Riconciliazione con la comunità
Di fronte a qualsiasi situazione di peccato, il cristiano, confessandosi, si riconcilia con Dio, riconoscendo la propria colpa: “Contro di te, contro te solo ha peccato” (Salmo 51,6). Si riconcilia con i fratelli di sangue e con la comunità, riallacciando i ponti con tutti. Sperimenta la gioia di riconciliarsi con se stesso e di aggrapparsi a Cristo, che ci chiede di amare noi stessi e il prossimo come Lui ci ama. Egli ci supplica: “Lasciatevi riconciliare!”. Non ci vuole vedere ripiegati sul nostro peccato. L’abbiamo confessato? Non esiste più! Ricevuta l’assoluzione, siamo chiamati a vivere da risorti, a riscoprire la nostra bellezza, i nostri doni, la nostra unicità, la nostra immensa potenzialità di cambiamento, di crescita e di amore. Assolti, grandi cose possiamo ancora fare, se crediamo nella misericordia di Dio.

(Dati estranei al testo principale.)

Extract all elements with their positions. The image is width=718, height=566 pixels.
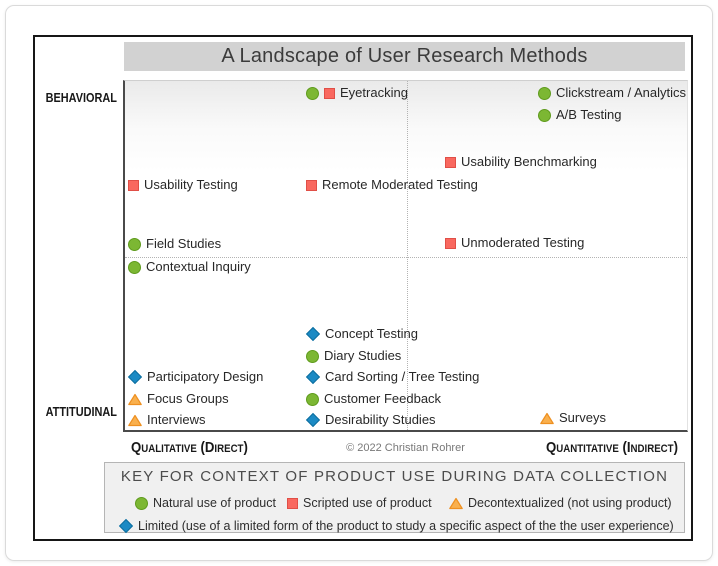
circle-marker xyxy=(135,496,148,510)
square-marker xyxy=(445,237,456,249)
method-label: Desirability Studies xyxy=(325,412,436,427)
chart-title: A Landscape of User Research Methods xyxy=(221,45,588,67)
legend-item-label: Limited (use of a limited form of the pr… xyxy=(138,519,674,533)
x-axis-left-label: Qualitative (Direct) xyxy=(131,439,248,456)
method-item: Diary Studies xyxy=(306,346,401,366)
outer-rounded-frame xyxy=(5,5,713,561)
square-marker xyxy=(445,156,456,168)
circle-marker xyxy=(538,108,551,122)
method-item: Usability Benchmarking xyxy=(445,152,597,172)
method-item: Participatory Design xyxy=(127,367,264,387)
diamond-marker xyxy=(305,326,321,342)
method-item: Usability Testing xyxy=(128,175,238,195)
circle-marker xyxy=(538,86,551,100)
method-item: Desirability Studies xyxy=(305,410,436,430)
legend-item: Decontextualized (not using product) xyxy=(449,493,672,513)
triangle-marker xyxy=(449,497,463,510)
legend-key-title: KEY FOR CONTEXT OF PRODUCT USE DURING DA… xyxy=(120,468,669,485)
method-label: Contextual Inquiry xyxy=(146,259,251,274)
method-label: A/B Testing xyxy=(556,107,622,122)
method-item: Eyetracking xyxy=(306,83,408,103)
diamond-marker xyxy=(305,412,321,428)
legend-item: Natural use of product xyxy=(135,493,276,513)
method-label: Remote Moderated Testing xyxy=(322,177,478,192)
method-item: Surveys xyxy=(540,408,606,428)
diamond-marker xyxy=(127,369,143,385)
circle-marker xyxy=(306,86,319,100)
legend-item-label: Decontextualized (not using product) xyxy=(468,496,672,510)
method-item: Concept Testing xyxy=(305,324,418,344)
method-label: Clickstream / Analytics xyxy=(556,85,687,100)
method-label: Focus Groups xyxy=(147,391,229,406)
square-marker xyxy=(128,179,139,191)
plot-area xyxy=(123,80,688,432)
triangle-marker xyxy=(540,412,554,425)
circle-marker xyxy=(306,392,319,406)
method-label: Surveys xyxy=(559,410,606,425)
x-axis-right-label: Quantitative (Indirect) xyxy=(546,439,678,456)
method-label: Interviews xyxy=(147,412,206,427)
diamond-marker xyxy=(305,369,321,385)
method-item: Card Sorting / Tree Testing xyxy=(305,367,480,387)
square-marker xyxy=(287,497,298,509)
method-item: Contextual Inquiry xyxy=(128,257,251,277)
method-item: A/B Testing xyxy=(538,105,622,125)
square-marker xyxy=(324,87,335,99)
method-item: Remote Moderated Testing xyxy=(306,175,478,195)
method-item: Unmoderated Testing xyxy=(445,233,584,253)
vertical-midline xyxy=(407,81,408,430)
y-axis-top-label: BEHAVIORAL xyxy=(45,90,117,105)
triangle-marker xyxy=(128,414,142,427)
legend-key-box: KEY FOR CONTEXT OF PRODUCT USE DURING DA… xyxy=(104,462,685,536)
method-label: Usability Testing xyxy=(144,177,238,192)
square-marker xyxy=(306,179,317,191)
triangle-marker xyxy=(128,393,142,406)
horizontal-midline xyxy=(125,257,687,258)
method-label: Field Studies xyxy=(146,236,222,251)
method-label: Diary Studies xyxy=(324,348,402,363)
method-item: Interviews xyxy=(128,410,206,430)
method-item: Customer Feedback xyxy=(306,389,441,409)
method-label: Concept Testing xyxy=(325,326,418,341)
diamond-marker xyxy=(118,518,134,534)
legend-item: Limited (use of a limited form of the pr… xyxy=(118,516,674,536)
y-axis-bottom-label: ATTITUDINAL xyxy=(45,404,117,419)
method-item: Focus Groups xyxy=(128,389,229,409)
copyright-text: © 2022 Christian Rohrer xyxy=(346,442,465,454)
circle-marker xyxy=(128,237,141,251)
circle-marker xyxy=(306,349,319,363)
method-label: Usability Benchmarking xyxy=(461,154,597,169)
method-item: Field Studies xyxy=(128,234,221,254)
legend-item-label: Natural use of product xyxy=(153,496,276,510)
method-item: Clickstream / Analytics xyxy=(538,83,686,103)
method-label: Customer Feedback xyxy=(324,391,442,406)
method-label: Unmoderated Testing xyxy=(461,235,585,250)
legend-item: Scripted use of product xyxy=(287,493,432,513)
circle-marker xyxy=(128,260,141,274)
legend-item-label: Scripted use of product xyxy=(303,496,432,510)
method-label: Card Sorting / Tree Testing xyxy=(325,369,480,384)
method-label: Participatory Design xyxy=(147,369,264,384)
chart-title-bar: A Landscape of User Research Methods xyxy=(124,42,685,71)
method-label: Eyetracking xyxy=(340,85,408,100)
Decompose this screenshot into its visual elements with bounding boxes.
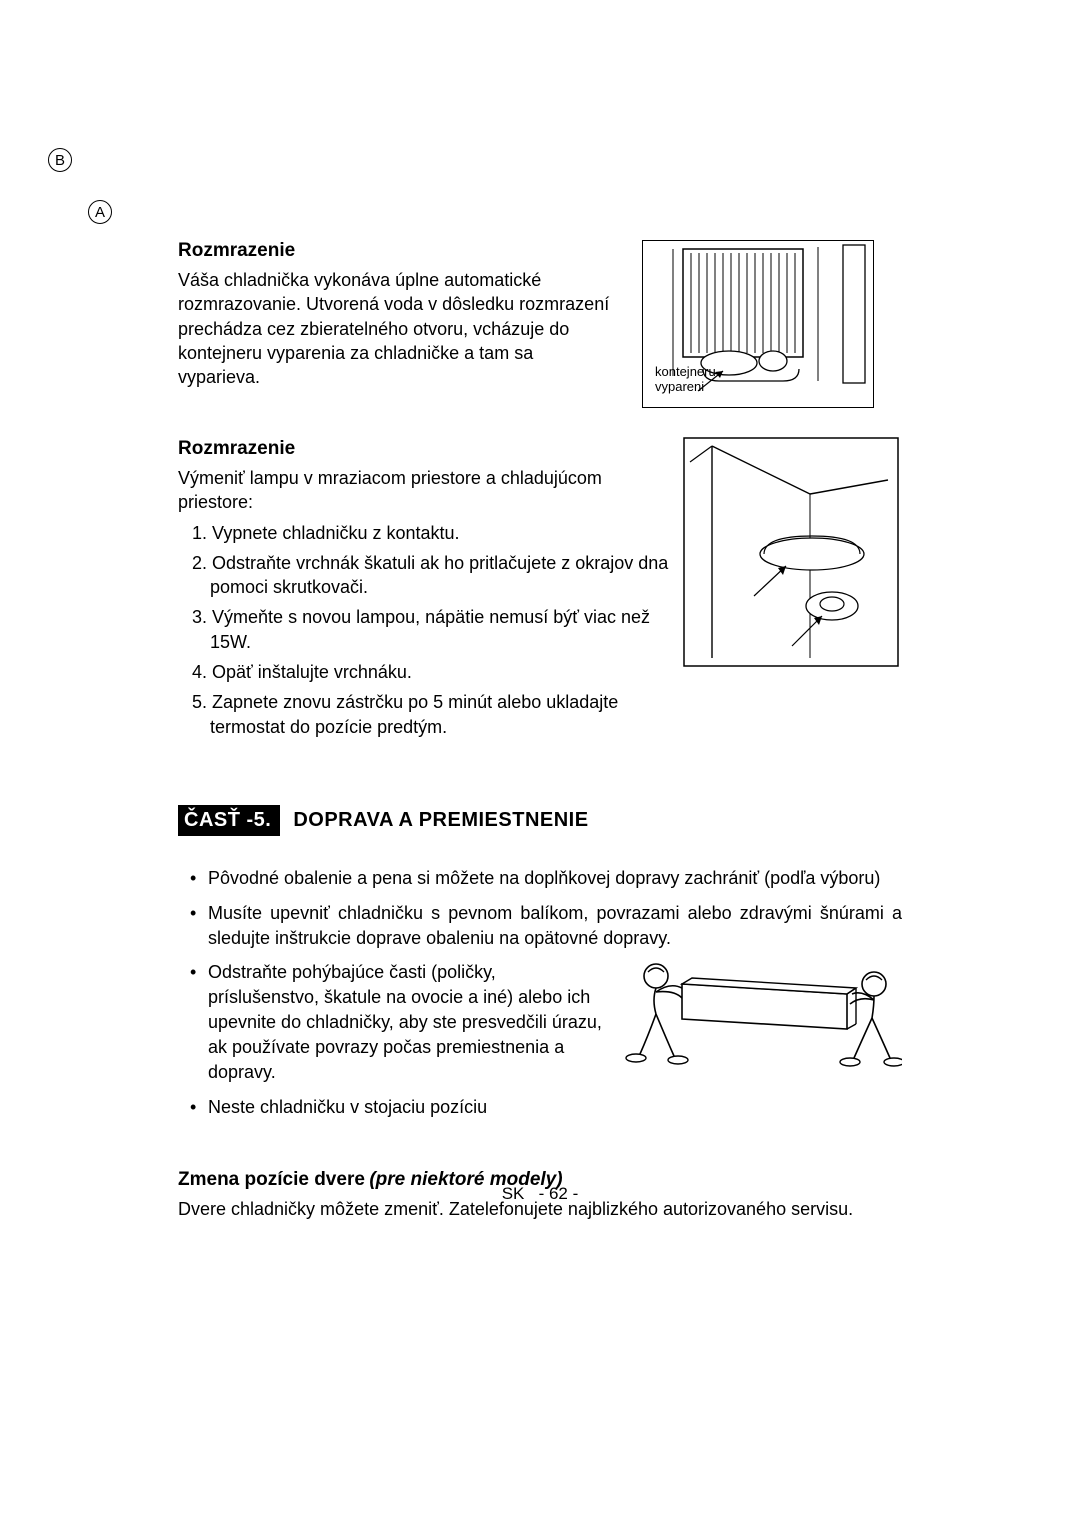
step-num: 2. xyxy=(192,553,207,573)
step-text: Výmeňte s novou lampou, nápätie nemusí b… xyxy=(210,607,650,651)
section1-paragraph: Váša chladnička vykonáva úplne automatic… xyxy=(178,268,616,389)
list-item: Pôvodné obalenie a pena si môžete na dop… xyxy=(208,866,902,891)
chapter-header: ČASŤ -5. DOPRAVA A PREMIESTNENIE xyxy=(178,805,902,836)
carry-svg xyxy=(612,954,902,1074)
list-item: 4. Opäť inštalujte vrchnáku. xyxy=(192,660,672,684)
figure-evaporation-container: kontejneru vypareni xyxy=(642,240,874,408)
step-num: 3. xyxy=(192,607,207,627)
chapter-title: DOPRAVA A PREMIESTNENIE xyxy=(293,809,588,832)
label-a-circle: A xyxy=(88,200,112,224)
transport-bullets-top: Pôvodné obalenie a pena si môžete na dop… xyxy=(178,866,902,950)
part-badge: ČASŤ -5. xyxy=(178,805,280,836)
step-text: Opäť inštalujte vrchnáku. xyxy=(212,662,412,682)
step-num: 4. xyxy=(192,662,207,682)
footer-page: - 62 - xyxy=(539,1184,579,1203)
fig1-label-line1: kontejneru xyxy=(655,364,716,379)
list-item: 5. Zapnete znovu zástrčku po 5 minút ale… xyxy=(192,690,672,739)
list-item: 1. Vypnete chladničku z kontaktu. xyxy=(192,521,672,545)
page-footer: SK - 62 - xyxy=(0,1184,1080,1204)
lamp-replace-steps: 1. Vypnete chladničku z kontaktu. 2. Ods… xyxy=(178,521,672,739)
step-text: Vypnete chladničku z kontaktu. xyxy=(212,523,459,543)
list-item: Neste chladničku v stojaciu pozíciu xyxy=(208,1095,602,1120)
list-item: 3. Výmeňte s novou lampou, nápätie nemus… xyxy=(192,605,672,654)
list-item: Odstraňte pohýbajúce časti (poličky, prí… xyxy=(208,960,602,1084)
section2-intro: Výmeniť lampu v mraziacom priestore a ch… xyxy=(178,466,672,515)
section1-heading: Rozmrazenie xyxy=(178,240,616,262)
step-num: 5. xyxy=(192,692,207,712)
transport-bullets-wrap: Odstraňte pohýbajúce časti (poličky, prí… xyxy=(178,960,602,1119)
step-num: 1. xyxy=(192,523,207,543)
fig1-label-line2: vypareni xyxy=(655,379,704,394)
section2-heading: Rozmrazenie xyxy=(178,438,672,460)
list-item: Musíte upevniť chladničku s pevnom balík… xyxy=(208,901,902,951)
label-b-circle: B xyxy=(48,148,72,172)
step-text: Zapnete znovu zástrčku po 5 minút alebo … xyxy=(210,692,618,736)
footer-lang: SK xyxy=(502,1184,525,1203)
step-text: Odstraňte vrchnák škatuli ak ho pritlaču… xyxy=(210,553,668,597)
figure1-caption: kontejneru vypareni xyxy=(655,365,716,395)
list-item: 2. Odstraňte vrchnák škatuli ak ho pritl… xyxy=(192,551,672,600)
lamp-svg xyxy=(682,436,900,668)
figure-lamp-housing: B A xyxy=(682,436,900,668)
figure-carry-fridge xyxy=(612,954,902,1074)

La confessione diventa così una nuova creazione, una proposta di una vita nuova, la gioiosa esperienza che noi siamo amati, nonostante tutto. Possiamo quindi tornare a vivere bene, grati alla Provvidenza per il privilegio d’invecchiare, di cogliere in ogni attimo del nostro precario vivere un frammento di immortalità, di godere per la riconciliazione con ogni persona, sentita come nostro fratello, come nostra sorella. E con tutti lodare e ringraziare Dio, che si pente del male minacciato a noi per i nostri peccati e ci chiede di dargli l’occasione di fare festa in Cielo. La festa del perdono, della riconciliazione e della gioia di sperimentare che Dio è contemporaneamente Padre e Madre. Perché è Amante, Amato e Amore. Perché – come abbiamo ricordato la scorsa domenica – il suo nome è “Misericordia”.